SBEA Supports Ex-Im Bank’s Board of Directors

NSBA and its international trade arm, the Small Business Exporters Association (SBEA) recently signed onto a letter to the White House urging President Barack Obama to move swiftly on nominations for the Export Import (Ex-Im) Bank’s Board of Directors. The bipartisan Board of Directors is instrumental to its day-to-day operations—managing the Bank and approving its transactions.

Ex-Im Bank authorized more than $35 billion in financing in FY 2012, supporting more than 255, 000 American jobs. The Bank worked with more than 3,400 U.S. companies, 85 percent of which were small businesses. Ex-Im is a vital tool in leveling the global playing field, helping manufacturers to offset the financing support our foreign competitors receive from their governments, and in securing new customers in emerging markets. With the U.S. economy still growing slowly, it is vital that we maintain the competitiveness of U.S. exporters. The Ex-Im Bank also generates enough fees to offset its costs, contributing the remaining surplus to the U.S. Treasury.

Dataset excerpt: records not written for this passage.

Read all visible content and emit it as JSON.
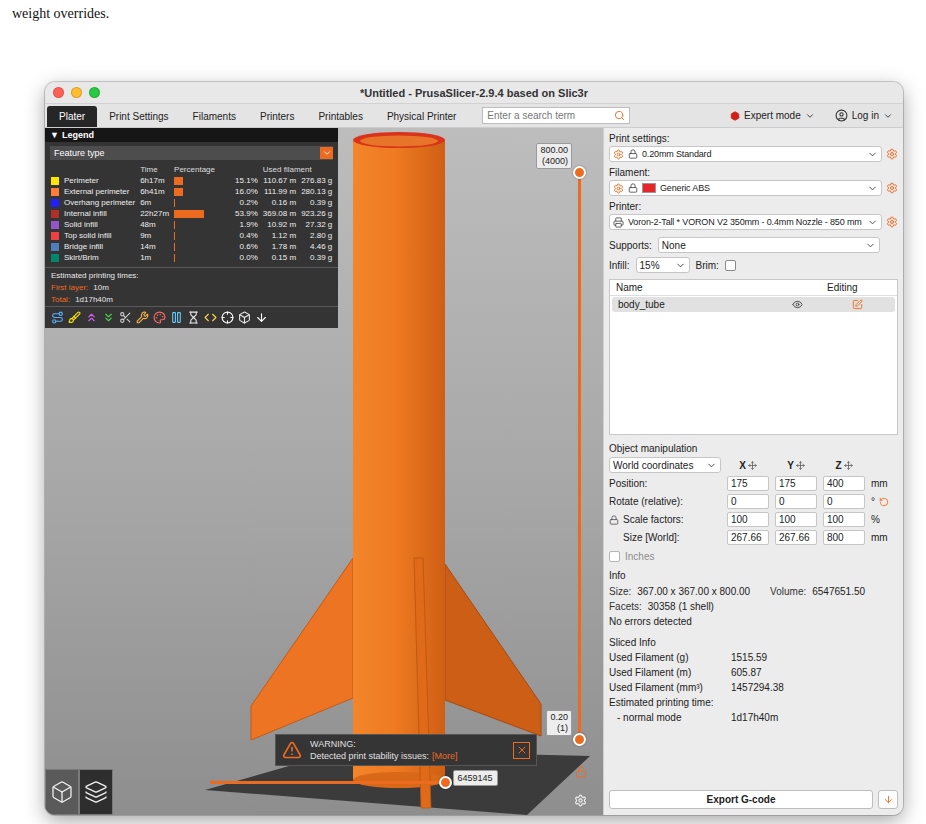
{
  "document_fragment": "weight overrides.",
  "window": {
    "title": "*Untitled - PrusaSlicer-2.9.4 based on Slic3r"
  },
  "tabs": [
    {
      "label": "Plater",
      "selected": true
    },
    {
      "label": "Print Settings",
      "selected": false
    },
    {
      "label": "Filaments",
      "selected": false
    },
    {
      "label": "Printers",
      "selected": false
    },
    {
      "label": "Printables",
      "selected": false
    },
    {
      "label": "Physical Printer",
      "selected": false
    }
  ],
  "search": {
    "placeholder": "Enter a search term"
  },
  "mode": {
    "label": "Expert mode"
  },
  "account": {
    "label": "Log in"
  },
  "legend": {
    "collapse_glyph": "▼",
    "title": "Legend",
    "view_type": "Feature type",
    "columns": [
      "Time",
      "Percentage",
      "Used filament"
    ],
    "rows": [
      {
        "name": "Perimeter",
        "time": "6h17m",
        "percentage": "15.1%",
        "level": 0.151,
        "length": "110.67 m",
        "weight": "276.83 g",
        "color": "#ffe600"
      },
      {
        "name": "External perimeter",
        "time": "6h41m",
        "percentage": "16.0%",
        "level": 0.16,
        "length": "111.99 m",
        "weight": "280.13 g",
        "color": "#ff7d38"
      },
      {
        "name": "Overhang perimeter",
        "time": "6m",
        "percentage": "0.2%",
        "level": 0.002,
        "length": "0.16 m",
        "weight": "0.39 g",
        "color": "#1f1fff"
      },
      {
        "name": "Internal infill",
        "time": "22h27m",
        "percentage": "53.9%",
        "level": 0.539,
        "length": "369.08 m",
        "weight": "923.26 g",
        "color": "#b03029"
      },
      {
        "name": "Solid infill",
        "time": "48m",
        "percentage": "1.9%",
        "level": 0.019,
        "length": "10.92 m",
        "weight": "27.32 g",
        "color": "#9654cc"
      },
      {
        "name": "Top solid infill",
        "time": "9m",
        "percentage": "0.4%",
        "level": 0.004,
        "length": "1.12 m",
        "weight": "2.80 g",
        "color": "#f04040"
      },
      {
        "name": "Bridge infill",
        "time": "14m",
        "percentage": "0.6%",
        "level": 0.006,
        "length": "1.78 m",
        "weight": "4.46 g",
        "color": "#4d80ba"
      },
      {
        "name": "Skirt/Brim",
        "time": "1m",
        "percentage": "0.0%",
        "level": 0.0,
        "length": "0.15 m",
        "weight": "0.39 g",
        "color": "#00876e"
      }
    ],
    "times_title": "Estimated printing times:",
    "times": [
      {
        "label": "First layer:",
        "value": "10m"
      },
      {
        "label": "Total:",
        "value": "1d17h40m"
      }
    ]
  },
  "layer_slider": {
    "top_label": "800.00",
    "top_sub": "(4000)",
    "bottom_label": "0.20",
    "bottom_sub": "(1)",
    "upper_level": 1,
    "lower_level": 0
  },
  "move_slider": {
    "label": "6459145",
    "level": 1
  },
  "notification": {
    "title": "WARNING:",
    "message": "Detected print stability issues:",
    "link": "[More]"
  },
  "view_toolbar": [
    {
      "kind": "3d",
      "selected": false
    },
    {
      "kind": "preview",
      "selected": true
    }
  ],
  "sidebar": {
    "presets": [
      {
        "label": "Print settings:",
        "value": "0.20mm Standard",
        "kind": "print"
      },
      {
        "label": "Filament:",
        "value": "Generic ABS",
        "kind": "filament",
        "color": "#e8262a"
      },
      {
        "label": "Printer:",
        "value": "Voron-2-Tall * VORON V2 350mm - 0.4mm Nozzle - 850 mm",
        "kind": "printer"
      }
    ],
    "supports": {
      "label": "Supports:",
      "value": "None"
    },
    "infill": {
      "label": "Infill:",
      "value": "15%"
    },
    "brim": {
      "label": "Brim:",
      "checked": false
    },
    "object_list": {
      "columns": [
        "Name",
        "Editing"
      ],
      "rows": [
        {
          "name": "body_tube",
          "selected": true,
          "visible": true
        }
      ]
    },
    "object_manipulation": {
      "title": "Object manipulation",
      "coordinates": "World coordinates",
      "axes": [
        "X",
        "Y",
        "Z"
      ],
      "rows": [
        {
          "label": "Position:",
          "values": [
            "175",
            "175",
            "400"
          ],
          "unit": "mm",
          "kind": "position"
        },
        {
          "label": "Rotate (relative):",
          "values": [
            "0",
            "0",
            "0"
          ],
          "unit": "°",
          "kind": "rotation"
        },
        {
          "label": "Scale factors:",
          "values": [
            "100",
            "100",
            "100"
          ],
          "unit": "%",
          "kind": "scale"
        },
        {
          "label": "Size [World]:",
          "values": [
            "267.66",
            "267.66",
            "800"
          ],
          "unit": "mm",
          "kind": "size"
        }
      ],
      "inches": {
        "label": "Inches",
        "checked": false,
        "disabled": true
      }
    },
    "info": {
      "title": "Info",
      "size": {
        "label": "Size:",
        "value": "367.00 x 367.00 x 800.00"
      },
      "volume": {
        "label": "Volume:",
        "value": "6547651.50"
      },
      "facets": {
        "label": "Facets:",
        "value": "30358 (1 shell)"
      },
      "status": "No errors detected"
    },
    "sliced_info": {
      "title": "Sliced Info",
      "rows": [
        {
          "label": "Used Filament (g)",
          "value": "1515.59"
        },
        {
          "label": "Used Filament (m)",
          "value": "605.87"
        },
        {
          "label": "Used Filament (mm³)",
          "value": "1457294.38"
        }
      ],
      "time": {
        "label": "Estimated printing time:",
        "mode": "- normal mode",
        "value": "1d17h40m"
      }
    },
    "export": {
      "label": "Export G-code"
    }
  }
}
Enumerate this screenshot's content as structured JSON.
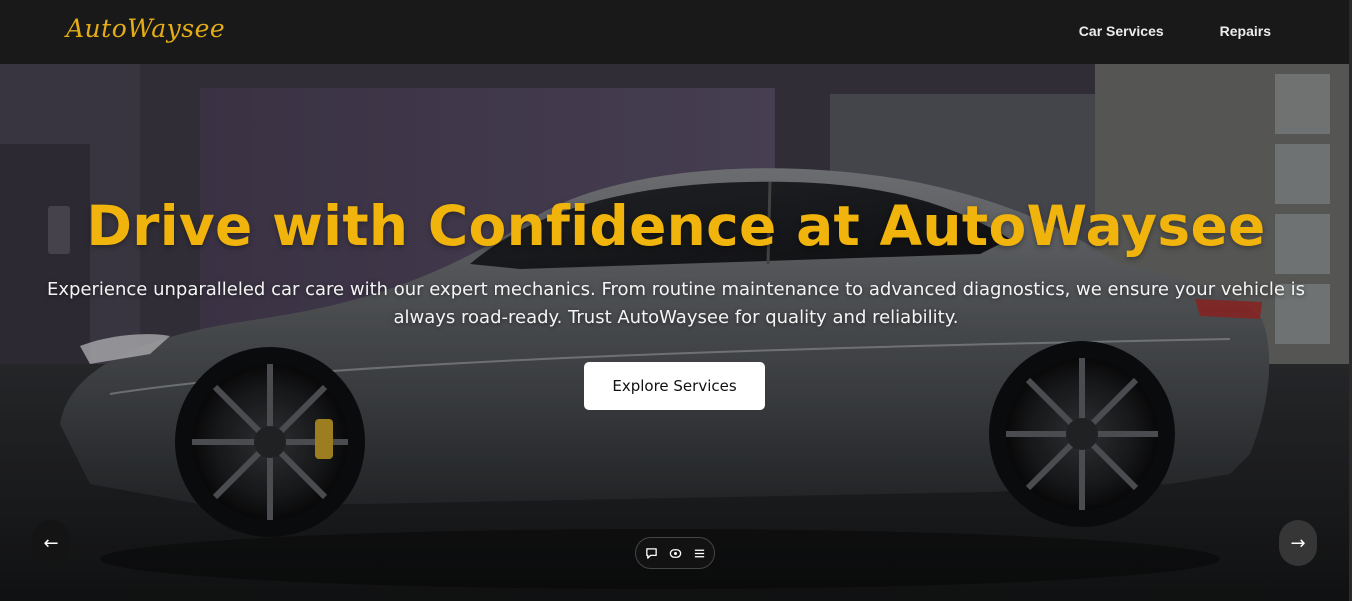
{
  "brand": {
    "logo_text": "AutoWaysee",
    "accent_color": "#e4ac16"
  },
  "nav": {
    "links": [
      {
        "label": "Car Services"
      },
      {
        "label": "Repairs"
      }
    ]
  },
  "hero": {
    "title": "Drive with Confidence at AutoWaysee",
    "subtitle": "Experience unparalleled car care with our expert mechanics. From routine maintenance to advanced diagnostics, we ensure your vehicle is always road-ready. Trust AutoWaysee for quality and reliability.",
    "cta_label": "Explore Services",
    "title_color": "#f0b40c",
    "background_image": "car-in-garage"
  },
  "carousel": {
    "prev_label": "←",
    "next_label": "→"
  },
  "widget": {
    "icons": [
      "chat-icon",
      "eye-icon",
      "menu-icon"
    ]
  }
}
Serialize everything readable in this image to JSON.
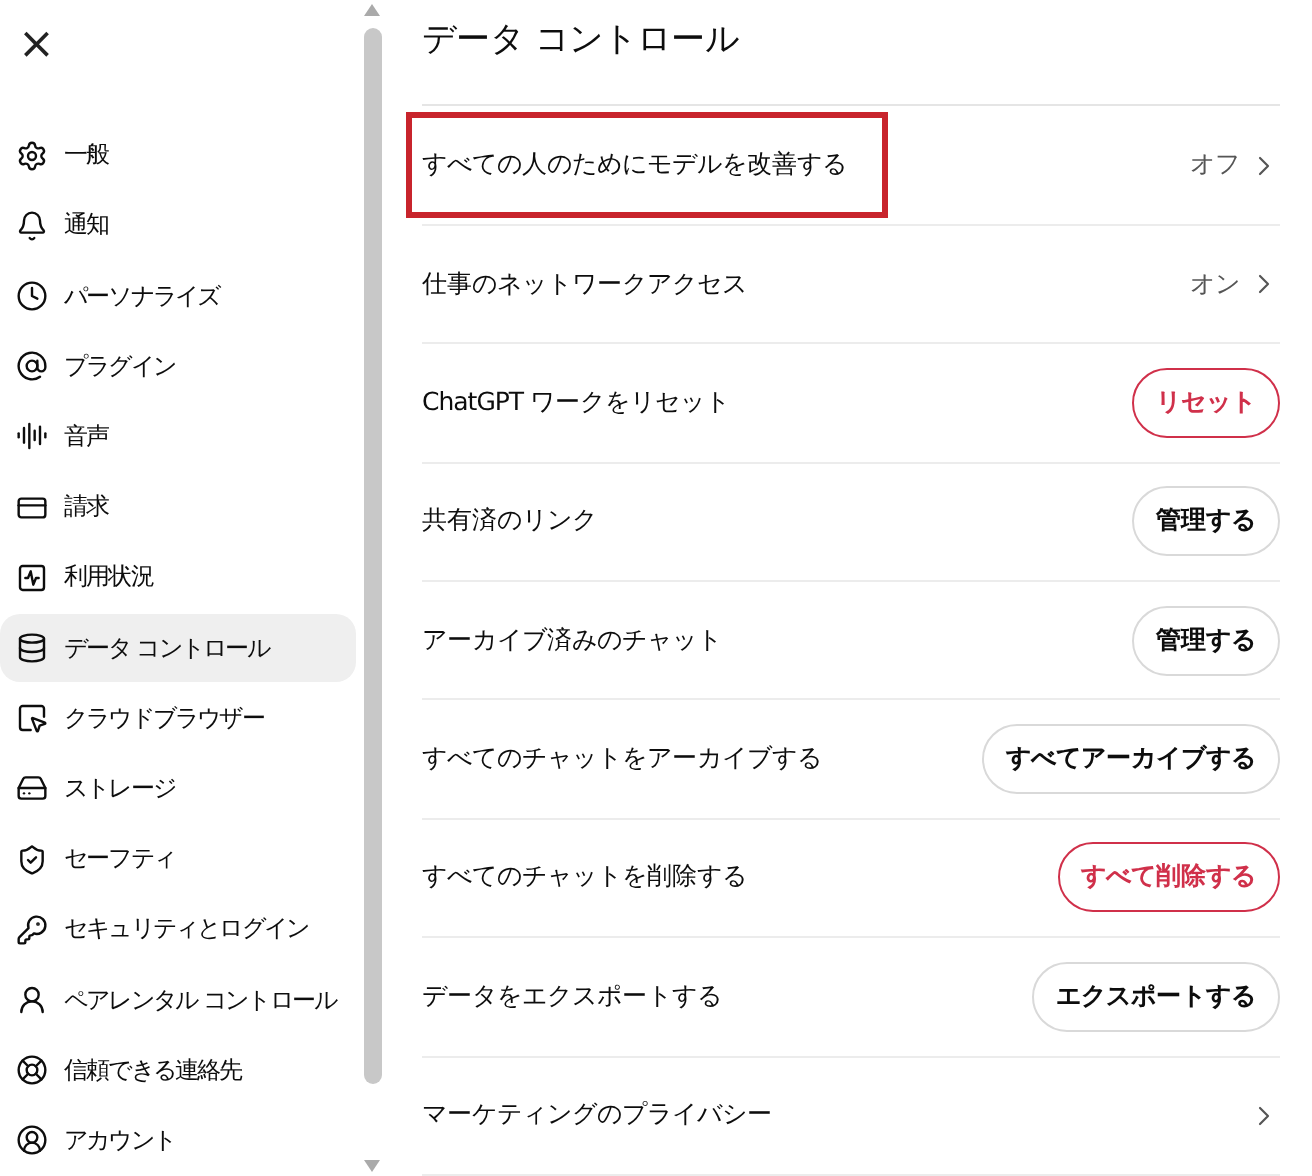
{
  "sidebar": {
    "close": "×",
    "items": [
      {
        "label": "一般",
        "selected": false
      },
      {
        "label": "通知",
        "selected": false
      },
      {
        "label": "パーソナライズ",
        "selected": false
      },
      {
        "label": "プラグイン",
        "selected": false
      },
      {
        "label": "音声",
        "selected": false
      },
      {
        "label": "請求",
        "selected": false
      },
      {
        "label": "利用状況",
        "selected": false
      },
      {
        "label": "データ コントロール",
        "selected": true
      },
      {
        "label": "クラウドブラウザー",
        "selected": false
      },
      {
        "label": "ストレージ",
        "selected": false
      },
      {
        "label": "セーフティ",
        "selected": false
      },
      {
        "label": "セキュリティとログイン",
        "selected": false
      },
      {
        "label": "ペアレンタル コントロール",
        "selected": false
      },
      {
        "label": "信頼できる連絡先",
        "selected": false
      },
      {
        "label": "アカウント",
        "selected": false
      }
    ]
  },
  "panel": {
    "title": "データ コントロール",
    "rows": [
      {
        "kind": "value",
        "label": "すべての人のためにモデルを改善する",
        "value": "オフ",
        "highlighted": true
      },
      {
        "kind": "value",
        "label": "仕事のネットワークアクセス",
        "value": "オン",
        "highlighted": false
      },
      {
        "kind": "button",
        "label": "ChatGPT ワークをリセット",
        "button": "リセット",
        "danger": true,
        "highlighted": false
      },
      {
        "kind": "button",
        "label": "共有済のリンク",
        "button": "管理する",
        "danger": false,
        "highlighted": false
      },
      {
        "kind": "button",
        "label": "アーカイブ済みのチャット",
        "button": "管理する",
        "danger": false,
        "highlighted": false
      },
      {
        "kind": "button",
        "label": "すべてのチャットをアーカイブする",
        "button": "すべてアーカイブする",
        "danger": false,
        "highlighted": false
      },
      {
        "kind": "button",
        "label": "すべてのチャットを削除する",
        "button": "すべて削除する",
        "danger": true,
        "highlighted": false
      },
      {
        "kind": "button",
        "label": "データをエクスポートする",
        "button": "エクスポートする",
        "danger": false,
        "highlighted": false
      },
      {
        "kind": "link",
        "label": "マーケティングのプライバシー",
        "highlighted": false
      }
    ]
  }
}
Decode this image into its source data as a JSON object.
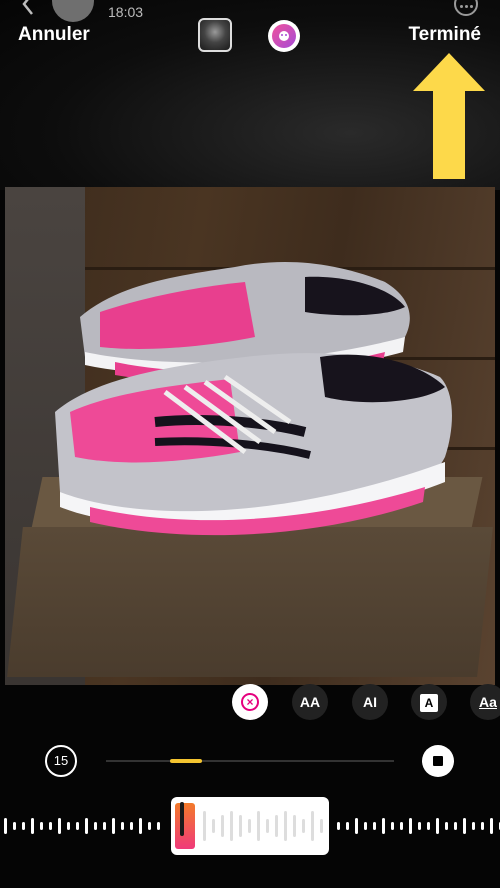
{
  "status": {
    "time": "18:03"
  },
  "header": {
    "cancel_label": "Annuler",
    "done_label": "Terminé"
  },
  "icons": {
    "back": "chevron-left-icon",
    "more": "more-horizontal-icon",
    "thumbnail": "music-cover-icon",
    "sticker": "sticker-face-icon",
    "arrow": "yellow-arrow-up-icon",
    "stop": "stop-icon"
  },
  "text_styles": [
    {
      "name": "remove",
      "label": ""
    },
    {
      "name": "aa-plain",
      "label": "AA"
    },
    {
      "name": "aa-bold",
      "label": "AI"
    },
    {
      "name": "a-box",
      "label": "A"
    },
    {
      "name": "aa-underline",
      "label": "Aa"
    }
  ],
  "player": {
    "timer": "15"
  },
  "colors": {
    "accent_yellow": "#f4c430",
    "arrow_yellow": "#fdd94a",
    "remove_pink": "#e5007e",
    "clip_gradient_start": "#f27a2a",
    "clip_gradient_end": "#f03a7a"
  }
}
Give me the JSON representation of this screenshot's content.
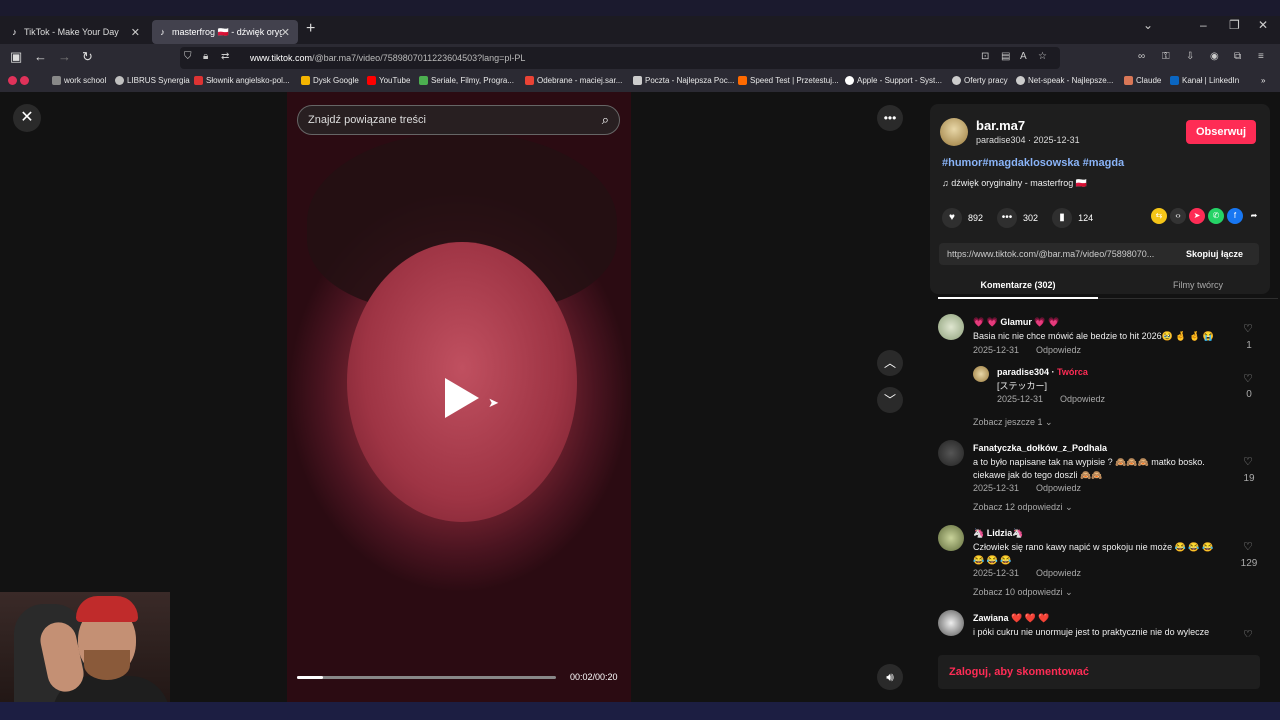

By law, the Bank’s Board of Directors must have a quorum – or three of its five members – to approve transactions. Ex-Im Bank Chairman and President Fred P. Hochberg was confirmed by the Senate on May 14, 2009. His term ended on Jan. 20, 2013, and he is currently leading the Bank under a six-month extension. Director and Vice Chair Wanda Felton and Director Larry Walther are also continuing to serve under a similar extension. The extensions allowed under the Bank’s charter will expire, at the latest, in July. If three of the five positions go unfilled, the Bank’s business will grind to a halt.

Failure to act quickly on nominations for the pending Board vacancies would threaten those hundreds of thousands of American jobs that depend directly or indirectly on Ex-Im Bank’s export financing. Reliable access to export financing is a vital part of being globally competitive, and export financing has taken on renewed importance in today’s unsettled financial environment.

If the Bank’s activities are halted, without a quorum to approve transactions, U.S. exporters would lose access to this crucial “lender of last resort.” The playing field would tilt against U.S. companies, and customers may turn to foreign competitors that have support from aggressive foreign export credit agencies. Exports are increasingly critical to manufacturers in the United States, and the latest trade data highlights the continuing challenges in the global marketplace.

U.S. goods exports in 2012 grew by only $66.7 billion, less than half the value of export growth between 2010 and 2011. This 4.9 percent increase in exports is far from the 15 percent rate of increase necessary for the United States to meet the goal of the National Export Initiative and create much-needed new economic opportunities for manufacturers. Disrupting Ex-Im Bank’s transactions would only put up another road block for U.S. exporters.

SBEA believes Ex-Im Bank needs stable, dynamic leadership to ensure the Bank maintains its track record of continuous improvements, fiscal responsibility and effective export promotion.